Governor Baker of Massachusetts yesterday signed the bill proposal to raise the minimum wage from an $11 hourly rate to a $15 hourly rate, also increasing jobs with “tip based salaries from $3.75 per hour to $6.50 per hour. Although this doesn’t make the bill a concrete law immediately the potential of this bill successfully coming in to effect in Boston is very real and has significant implications for the lower middle class in the city. Increasing the minimum wage in Massachusetts initially is going to satisfy the financial shortcomings of many minimum wage workers in the state, but pending on your view of how economics reacts to inflation this could be a very good or very bad thing for the people of Massachusetts.
Workers under the new bill will have the added benefits of making at least four more dollars per hour, 12 weeks of paternity leave and 20 weeks of self-medical leave during the year. Since the increase in pay will be gradual from now until 2023, many employees will not see the initial pay raise they expect. However, the belief that more money in the pockets of the people make the world go around sure will take effect in this government experiment.

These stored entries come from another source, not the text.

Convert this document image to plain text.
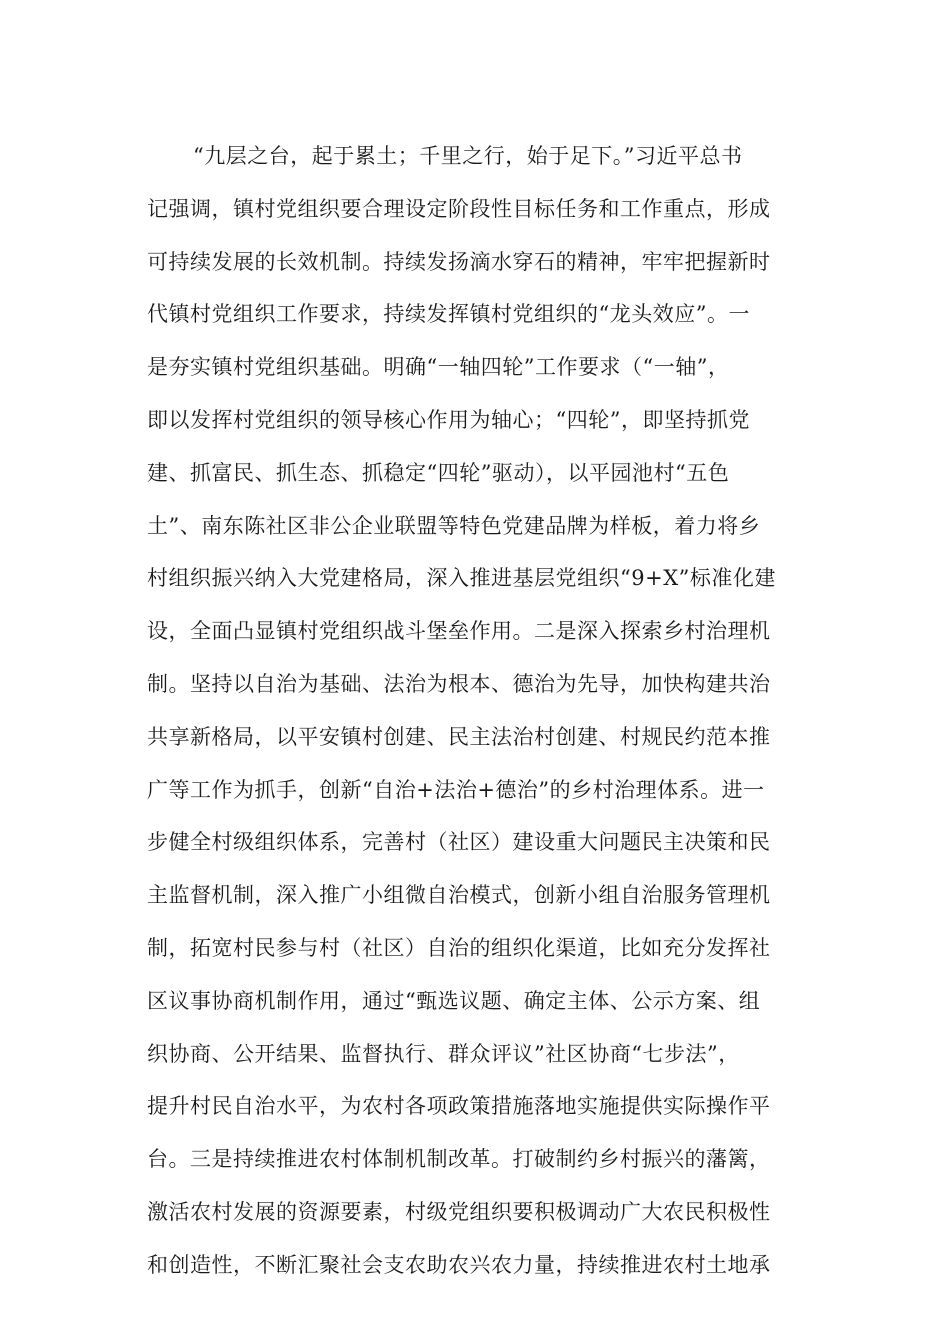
“九层之台，起于累土；千里之行，始于足下。”习近平总书
记强调，镇村党组织要合理设定阶段性目标任务和工作重点，形成
可持续发展的长效机制。持续发扬滴水穿石的精神，牢牢把握新时
代镇村党组织工作要求，持续发挥镇村党组织的“龙头效应”。一
是夯实镇村党组织基础。明确“一轴四轮”工作要求（“一轴”，
即以发挥村党组织的领导核心作用为轴心；“四轮”，即坚持抓党
建、抓富民、抓生态、抓稳定“四轮”驱动），以平园池村“五色
土”、南东陈社区非公企业联盟等特色党建品牌为样板，着力将乡
村组织振兴纳入大党建格局，深入推进基层党组织“9+X”标准化建
设，全面凸显镇村党组织战斗堡垒作用。二是深入探索乡村治理机
制。坚持以自治为基础、法治为根本、德治为先导，加快构建共治
共享新格局，以平安镇村创建、民主法治村创建、村规民约范本推
广等工作为抓手，创新“自治+法治+德治”的乡村治理体系。进一
步健全村级组织体系，完善村（社区）建设重大问题民主决策和民
主监督机制，深入推广小组微自治模式，创新小组自治服务管理机
制，拓宽村民参与村（社区）自治的组织化渠道，比如充分发挥社
区议事协商机制作用，通过“甄选议题、确定主体、公示方案、组
织协商、公开结果、监督执行、群众评议”社区协商“七步法”，
提升村民自治水平，为农村各项政策措施落地实施提供实际操作平
台。三是持续推进农村体制机制改革。打破制约乡村振兴的藩篱，
激活农村发展的资源要素，村级党组织要积极调动广大农民积极性
和创造性，不断汇聚社会支农助农兴农力量，持续推进农村土地承
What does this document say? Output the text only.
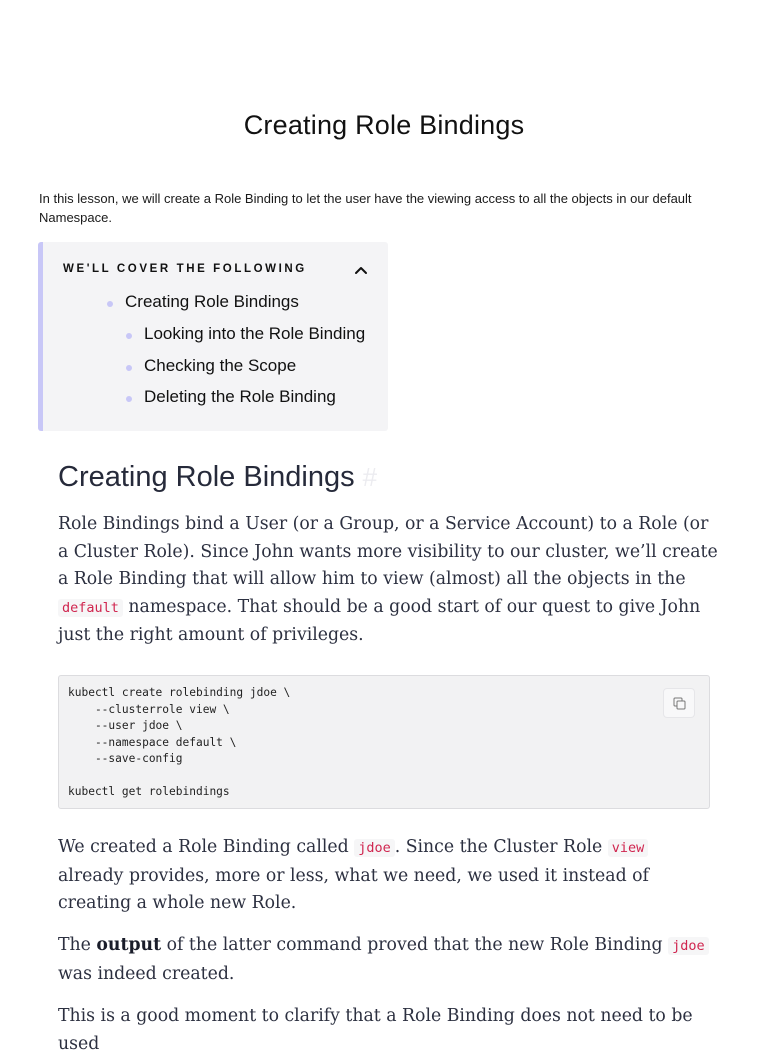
Creating Role Bindings

In this lesson, we will create a Role Binding to let the user have the viewing access to all the objects in our default Namespace.

WE'LL COVER THE FOLLOWING
Creating Role Bindings
Looking into the Role Binding
Checking the Scope
Deleting the Role Binding
Creating Role Bindings #

Role Bindings bind a User (or a Group, or a Service Account) to a Role (or a Cluster Role). Since John wants more visibility to our cluster, we’ll create a Role Binding that will allow him to view (almost) all the objects in the default namespace. That should be a good start of our quest to give John just the right amount of privileges.

kubectl create rolebinding jdoe \
--clusterrole view \
--user jdoe \
--namespace default \
--save-config

kubectl get rolebindings

We created a Role Binding called jdoe . Since the Cluster Role view already provides, more or less, what we need, we used it instead of creating a whole new Role.

The output of the latter command proved that the new Role Binding jdoe was indeed created.

This is a good moment to clarify that a Role Binding does not need to be used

Conversely, the potential blowback from employers may increase the number of layoffs minimum wage workers see. The more employers have to pay their workers the fewer workers they will carry on their staff, and the less hiring signs in windows there will be. The thought that more money equals more spending only works when those spendings have a job to get paid.
In a city like Boston, where there is a Dunkin Donuts full of minimum wage workers every square mile, citizens can expect plenty of layoffs from the superstore coffee shops and their green competitors when this bill comes into action.